The exhibition Visual Narratives — Art from the Autism Spectrum brings together eight artists whose works emerge from the diverse experiences of life within the autism spectrum: Tomatoast, Luzie Textura, MENIA, Sabine Tollkühn-Klein, Stefan Wepil, Zoée, Ono Ludwig, and Lilja Beer. The exhibition will open on April 2, 2026 — World Autism Awareness Day — at Pashmin Art Gallery Hamburg, presenting a wide range of artistic voices that demonstrate how neurodivergent perception can become a powerful source of artistic imagination and expression.
The exhibition is sponsored and hosted by Pashmin Art Gallery and organized in cooperation with AKKU – Association for the Promotion of Artists with Autism, which has introduced the participating artists.
Autism is often described through the lens of difference. In art, however, this difference can become a productive force. The works presented in this exhibition reveal a remarkable diversity of visual languages—from expressive figuration and symbolic imagery to abstract color fields, complex patterns, visionary landscapes, and speculative worlds. Although each artist has developed a distinctive artistic voice, they share an approach shaped by intense perception, intuitive structure, and a deeply personal engagement with form, color, and space.
Several artists transform observation into imaginative environments. In the visionary landscapes of Stefan Wepil, entire speculative worlds unfold, shaped by cosmic imagery, natural motifs, and science-fiction-inspired imagination. Tomatoast explores movement and urban space through poetic traces of light and time in photographic works. The paintings of MENIA combine figurative storytelling with botanical symbolism, merging humor, sensuality, and mythological imagination.
Other works emphasize rhythm, pattern, and tactile processes. Sabine Tollkühn-Klein creates vibrant ornamental compositions in which figures, symbols, and organic forms are woven together into dynamic visual fields. Luzie Textura explores expressive linework and graphic reduction in drawing and printmaking.

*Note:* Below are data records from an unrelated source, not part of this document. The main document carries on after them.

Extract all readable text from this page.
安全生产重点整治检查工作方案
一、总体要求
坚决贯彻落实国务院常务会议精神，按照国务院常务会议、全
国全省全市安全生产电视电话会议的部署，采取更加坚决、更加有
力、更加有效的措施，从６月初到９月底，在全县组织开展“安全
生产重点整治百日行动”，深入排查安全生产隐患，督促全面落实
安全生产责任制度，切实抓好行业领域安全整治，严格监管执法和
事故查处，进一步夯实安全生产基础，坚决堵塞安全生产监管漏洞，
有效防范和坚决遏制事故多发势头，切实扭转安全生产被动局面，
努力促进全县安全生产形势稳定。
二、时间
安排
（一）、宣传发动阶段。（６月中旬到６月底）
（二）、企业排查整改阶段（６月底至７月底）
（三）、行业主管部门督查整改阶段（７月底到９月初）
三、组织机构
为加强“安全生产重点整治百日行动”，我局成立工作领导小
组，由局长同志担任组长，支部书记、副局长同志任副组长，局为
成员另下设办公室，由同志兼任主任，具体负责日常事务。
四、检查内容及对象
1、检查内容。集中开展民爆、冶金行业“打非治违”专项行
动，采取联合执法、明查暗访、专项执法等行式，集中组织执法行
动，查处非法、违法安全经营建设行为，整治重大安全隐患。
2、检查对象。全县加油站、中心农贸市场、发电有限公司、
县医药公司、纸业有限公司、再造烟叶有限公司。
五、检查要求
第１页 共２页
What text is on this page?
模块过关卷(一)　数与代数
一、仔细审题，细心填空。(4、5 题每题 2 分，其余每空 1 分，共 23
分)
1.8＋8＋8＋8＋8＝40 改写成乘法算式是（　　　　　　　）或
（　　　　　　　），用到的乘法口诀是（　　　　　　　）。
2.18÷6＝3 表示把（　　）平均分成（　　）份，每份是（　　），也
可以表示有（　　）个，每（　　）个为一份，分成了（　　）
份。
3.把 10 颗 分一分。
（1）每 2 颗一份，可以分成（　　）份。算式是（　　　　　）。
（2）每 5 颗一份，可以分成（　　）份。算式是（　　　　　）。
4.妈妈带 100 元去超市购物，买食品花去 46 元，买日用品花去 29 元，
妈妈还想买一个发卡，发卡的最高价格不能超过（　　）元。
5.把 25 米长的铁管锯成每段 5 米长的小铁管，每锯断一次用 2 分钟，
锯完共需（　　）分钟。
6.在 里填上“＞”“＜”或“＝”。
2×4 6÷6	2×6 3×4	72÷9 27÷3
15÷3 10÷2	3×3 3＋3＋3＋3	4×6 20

The works of Ono Ludwig investigate structure and materiality through layered abstraction and controlled painterly gestures.
In contrast, the paintings of Zoée move toward minimal abstraction, where color, surface, and repetition create quiet perceptual spaces that invite contemplation and sensory awareness.
Lilja Beer develops a distinctive visual language through intricate drawings of hybrid, chimeric creatures, constructed with dense patterns, rhythmic repetition, and precise linework, forming a self-contained ecosystem of imaginative forms.
Together, these artistic positions demonstrate that autism is not a limitation of creative potential, but often a starting point for new ways of seeing. Sensitivity to patterns, intense concentration, imaginative spatial thinking, and alternative modes of perception become visible within the works presented here. Rather than defining autism through a single narrative, the exhibition reveals a multiplicity of individual perspectives.
Visual Narratives — Art from the Autism Spectrum invites visitors to encounter these works not as illustrations of a diagnosis, but as autonomous artistic statements that expand our understanding of perception. In doing so, the exhibition highlights the diversity of neurodivergent creativity within contemporary art.
The exhibition is curated by Nour Nouri, Director of Pashmin Art, and will open on Thursday, April 2, 2026, at 7:00 PM at Pashmin Art Gallery Hamburg. At the opening, Dr. Davood Khazaie, International Curator, will give a lecture about the participating artists and the role of neurodivergent perspectives in contemporary art.
The exhibition runs from April 2 to April 30, 2026.